Dedicated to the memory of D.R.C. Brown, Sr. by resolution of the Pitkin County Board of County Commissioners and the Aspen City Council. AD 2012.

Intrepid Aspen pioneer, D.R.C. Brown Sr. came to Aspen in 1880, via Taylor Pass and Castle Creek, where he made his fortune in the mines of early Aspen. In association with other enterprising men of Aspen, he developed and built water and electric systems for the great mining city of Aspen.

Darcy Brown, Jr. (*son of D.R.C. Brown Sr.) was also a prominent citizen of Aspen, who helped to develop Aspen into an international ski resort.”

The National Register of Historic Places description reads: (Click to expand)
“In 1887 the Colorado Midland Railroad raced with the Denver and Rio Grande to be the first to extend rail lines into the mining town of Aspen.
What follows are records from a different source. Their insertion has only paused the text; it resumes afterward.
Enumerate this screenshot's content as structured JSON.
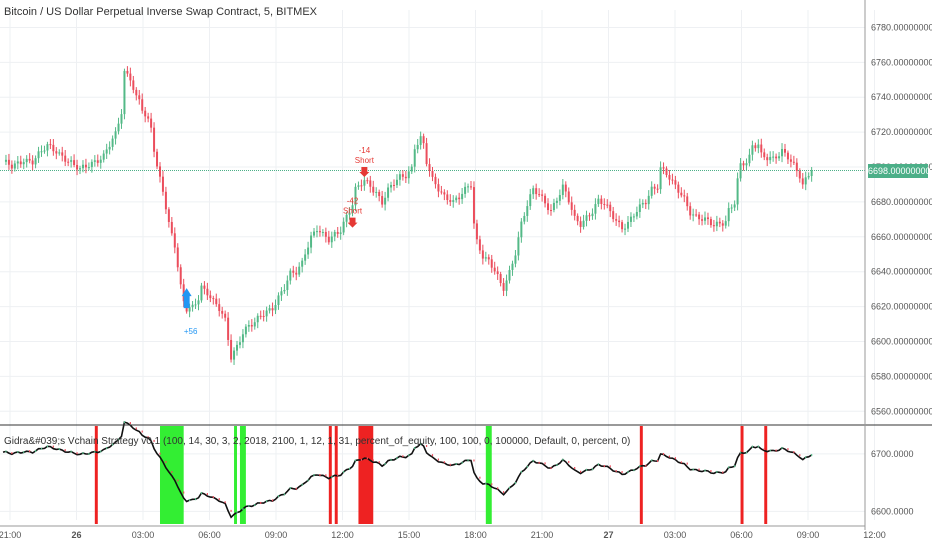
{
  "title": "Bitcoin / US Dollar Perpetual Inverse Swap Contract, 5, BITMEX",
  "indicator_label": "Gidra&#039;s Vchain Strategy v0.1 (100, 14, 30, 3, 2, 2018, 2100, 1, 12, 1, 31, percent_of_equity, 100, 100, 0, 100000, Default, 0, percent, 0)",
  "colors": {
    "up": "#53b987",
    "down": "#eb4d5c",
    "gridline": "#eef0f3",
    "price_line": "#4caf88",
    "green_band": "#33ee33",
    "red_band": "#ee2222",
    "signal_long": "#2196f3",
    "signal_short": "#e53935"
  },
  "current_price": "6698.00000000",
  "chart_data": [
    {
      "type": "candlestick",
      "title": "Bitcoin / US Dollar Perpetual Inverse Swap Contract, 5, BITMEX",
      "xlabel": "",
      "ylabel": "",
      "ylim": [
        6555,
        6790
      ],
      "y_ticks": [
        "6780.00000000",
        "6760.00000000",
        "6740.00000000",
        "6720.00000000",
        "6700.00000000",
        "6680.00000000",
        "6660.00000000",
        "6640.00000000",
        "6620.00000000",
        "6600.00000000",
        "6580.00000000",
        "6560.00000000"
      ],
      "x_ticks": [
        "21:00",
        "26",
        "03:00",
        "06:00",
        "09:00",
        "12:00",
        "15:00",
        "18:00",
        "21:00",
        "27",
        "03:00",
        "06:00",
        "09:00",
        "12:00"
      ],
      "grid": true,
      "close_path": [
        [
          0,
          6702
        ],
        [
          3,
          6700
        ],
        [
          7,
          6705
        ],
        [
          10,
          6703
        ],
        [
          13,
          6708
        ],
        [
          15,
          6712
        ],
        [
          18,
          6710
        ],
        [
          21,
          6705
        ],
        [
          24,
          6700
        ],
        [
          26,
          6698
        ],
        [
          29,
          6702
        ],
        [
          31,
          6704
        ],
        [
          34,
          6706
        ],
        [
          36,
          6712
        ],
        [
          38,
          6718
        ],
        [
          40,
          6732
        ],
        [
          41,
          6755
        ],
        [
          43,
          6752
        ],
        [
          45,
          6740
        ],
        [
          46,
          6738
        ],
        [
          48,
          6728
        ],
        [
          50,
          6722
        ],
        [
          51,
          6710
        ],
        [
          52,
          6700
        ],
        [
          54,
          6688
        ],
        [
          56,
          6668
        ],
        [
          58,
          6655
        ],
        [
          59,
          6642
        ],
        [
          60,
          6630
        ],
        [
          61,
          6622
        ],
        [
          62,
          6618
        ],
        [
          64,
          6620
        ],
        [
          66,
          6626
        ],
        [
          67,
          6632
        ],
        [
          69,
          6628
        ],
        [
          71,
          6622
        ],
        [
          73,
          6618
        ],
        [
          75,
          6612
        ],
        [
          76,
          6602
        ],
        [
          77,
          6592
        ],
        [
          79,
          6598
        ],
        [
          81,
          6605
        ],
        [
          83,
          6608
        ],
        [
          85,
          6610
        ],
        [
          87,
          6615
        ],
        [
          89,
          6618
        ],
        [
          91,
          6620
        ],
        [
          93,
          6625
        ],
        [
          95,
          6630
        ],
        [
          97,
          6638
        ],
        [
          99,
          6640
        ],
        [
          101,
          6646
        ],
        [
          102,
          6652
        ],
        [
          104,
          6660
        ],
        [
          106,
          6664
        ],
        [
          108,
          6660
        ],
        [
          110,
          6658
        ],
        [
          112,
          6662
        ],
        [
          114,
          6665
        ],
        [
          116,
          6672
        ],
        [
          118,
          6678
        ],
        [
          119,
          6686
        ],
        [
          121,
          6690
        ],
        [
          122,
          6692
        ],
        [
          124,
          6690
        ],
        [
          126,
          6686
        ],
        [
          128,
          6680
        ],
        [
          130,
          6686
        ],
        [
          132,
          6690
        ],
        [
          134,
          6694
        ],
        [
          136,
          6696
        ],
        [
          138,
          6700
        ],
        [
          139,
          6712
        ],
        [
          141,
          6716
        ],
        [
          142,
          6712
        ],
        [
          143,
          6702
        ],
        [
          145,
          6692
        ],
        [
          147,
          6688
        ],
        [
          149,
          6684
        ],
        [
          151,
          6682
        ],
        [
          152,
          6680
        ],
        [
          154,
          6682
        ],
        [
          156,
          6686
        ],
        [
          158,
          6690
        ],
        [
          159,
          6668
        ],
        [
          160,
          6658
        ],
        [
          162,
          6650
        ],
        [
          164,
          6646
        ],
        [
          166,
          6640
        ],
        [
          168,
          6632
        ],
        [
          169,
          6630
        ],
        [
          171,
          6640
        ],
        [
          173,
          6652
        ],
        [
          175,
          6668
        ],
        [
          177,
          6678
        ],
        [
          179,
          6686
        ],
        [
          181,
          6684
        ],
        [
          183,
          6680
        ],
        [
          185,
          6676
        ],
        [
          187,
          6682
        ],
        [
          189,
          6688
        ],
        [
          191,
          6680
        ],
        [
          193,
          6670
        ],
        [
          195,
          6668
        ],
        [
          197,
          6672
        ],
        [
          199,
          6675
        ],
        [
          201,
          6680
        ],
        [
          203,
          6678
        ],
        [
          205,
          6674
        ],
        [
          207,
          6670
        ],
        [
          209,
          6666
        ],
        [
          211,
          6668
        ],
        [
          213,
          6672
        ],
        [
          215,
          6676
        ],
        [
          217,
          6680
        ],
        [
          219,
          6688
        ],
        [
          221,
          6690
        ],
        [
          222,
          6700
        ],
        [
          224,
          6696
        ],
        [
          226,
          6690
        ],
        [
          228,
          6686
        ],
        [
          230,
          6682
        ],
        [
          232,
          6675
        ],
        [
          234,
          6672
        ],
        [
          236,
          6670
        ],
        [
          238,
          6668
        ],
        [
          240,
          6666
        ],
        [
          242,
          6668
        ],
        [
          244,
          6670
        ],
        [
          245,
          6676
        ],
        [
          247,
          6680
        ],
        [
          248,
          6692
        ],
        [
          249,
          6700
        ],
        [
          251,
          6702
        ],
        [
          252,
          6705
        ],
        [
          253,
          6712
        ],
        [
          255,
          6714
        ],
        [
          256,
          6708
        ],
        [
          258,
          6706
        ],
        [
          260,
          6704
        ],
        [
          262,
          6706
        ],
        [
          263,
          6708
        ],
        [
          265,
          6706
        ],
        [
          267,
          6702
        ],
        [
          269,
          6696
        ],
        [
          270,
          6690
        ],
        [
          272,
          6695
        ],
        [
          273,
          6698
        ]
      ],
      "current_price": 6698,
      "annotations": [
        {
          "label": "-42",
          "sublabel": "Short",
          "side": "short",
          "x": 118,
          "y": 6663
        },
        {
          "label": "-14",
          "sublabel": "Short",
          "side": "short",
          "x": 122,
          "y": 6692
        },
        {
          "label": "+56",
          "sublabel": "",
          "side": "long",
          "x": 62,
          "y": 6618
        }
      ]
    },
    {
      "type": "line",
      "title": "Gidra&#039;s Vchain Strategy v0.1",
      "ylim": [
        6585,
        6745
      ],
      "y_ticks": [
        "6700.0000",
        "6600.0000"
      ],
      "grid": true,
      "bands": [
        {
          "color": "red",
          "start": 31,
          "end": 32
        },
        {
          "color": "green",
          "start": 53,
          "end": 61
        },
        {
          "color": "green",
          "start": 78,
          "end": 79
        },
        {
          "color": "green",
          "start": 80,
          "end": 82
        },
        {
          "color": "red",
          "start": 110,
          "end": 111
        },
        {
          "color": "red",
          "start": 112,
          "end": 113
        },
        {
          "color": "red",
          "start": 120,
          "end": 125
        },
        {
          "color": "green",
          "start": 163,
          "end": 165
        },
        {
          "color": "red",
          "start": 215,
          "end": 216
        },
        {
          "color": "red",
          "start": 249,
          "end": 250
        },
        {
          "color": "red",
          "start": 257,
          "end": 258
        }
      ]
    }
  ]
}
The latter reached the town in mid-October, and the former reached the Maroon Creek crossing just to the west of town in December. There the Midland hit a snag, as steel for the superstructure of the im- mense Maroon Creek trestle was delayed from the fabricator in the east. When it did arrive later that month, the railroad bridge crew began construction, completing it early in February 1888. The bridge remained in use by the railroad until it quit operations in . In 1929, after ten years of improvised use by motorists, the State Highway Department contracted with the Phelps Brothers and the Morrison-Knutsen Company to widen and pave the roadway. The Maroon Creek Bridge has functioned in place as a vehicular bridge since, unaltered and in good condition.

Of the five original steel bridges built by the Midland Railroad, in Manitou Springs and near Buena Vista and Aspen, only the Maroon Creek Bridge remains. The older and longer of the two railroad trestles converted in-place to roadway use (the other: Bridge No. 10 of the Florence and Cripple Creek Railroad, FR48) in the survey, it is a significant resource – one of the last remaining iron/steel multiple-span high trestles erected in the 19th century for Colorado’s narrow gauge mountain railroads.”